CR Invariants of Weight Five in the Bergman Kernel

Abstract

Fefferman's program (1979, C. Fefferman,Adv. Math.31, 131–262) of getting a biholomorphically invariant asymptotic expansion of the Bergman kernel for smoothly bounded strictly pseudoconvex domains is realized in dimension 2 with the identification of universal constants. According to the program, the expansion is in terms of an approximately invariant smooth defining function of the domain, which we refer to as Fefferman's defining function, and the coefficients are functions in the domain constructed by using derivatives of Fefferman's defining function. Consequently, the invariant expansion is necessarily a finite sum with a remainder term and the ambiguity estimate is crucial in the problem.

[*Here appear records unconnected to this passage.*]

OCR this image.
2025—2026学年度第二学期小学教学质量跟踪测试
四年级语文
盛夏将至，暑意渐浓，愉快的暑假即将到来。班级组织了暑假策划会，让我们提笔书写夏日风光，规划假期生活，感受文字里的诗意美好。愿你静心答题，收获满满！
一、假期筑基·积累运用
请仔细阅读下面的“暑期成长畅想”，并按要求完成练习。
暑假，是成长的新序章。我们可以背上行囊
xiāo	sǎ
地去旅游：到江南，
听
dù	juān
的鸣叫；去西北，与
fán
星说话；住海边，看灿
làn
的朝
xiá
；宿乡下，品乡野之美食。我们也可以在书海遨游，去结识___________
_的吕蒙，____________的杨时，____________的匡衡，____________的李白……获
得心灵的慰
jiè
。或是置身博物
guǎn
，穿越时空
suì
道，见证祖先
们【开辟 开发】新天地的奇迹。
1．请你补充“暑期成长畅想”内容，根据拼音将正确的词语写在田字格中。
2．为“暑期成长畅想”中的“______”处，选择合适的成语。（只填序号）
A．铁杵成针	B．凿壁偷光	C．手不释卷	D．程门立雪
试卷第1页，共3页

We get an expansion such that the boundary values of the coefficients are CR invariants of weight ⩽5. This refines earlier results of C. R. Graham (1987,in“Lecture Notes in Math.,” Vol. 1276, pp. 108–135, Springer–Verlag, New York/Berlin) and the authors (1993, K. Hirachi, G. Komatsu, and N. Nakazawa,in“Lecture Notes in Pure and Appl. Math.,” Vol. 143, pp. 77–96, Dekker, New York). The refinement becomes possible by appropriate extensions inside the domain of the CR invariants of weight 4. Due to the ambiguity estimate of these extensions, our expansion is optimal as far as Fefferman's defining function is used. A similar result for the Szegö kernel is also obtained.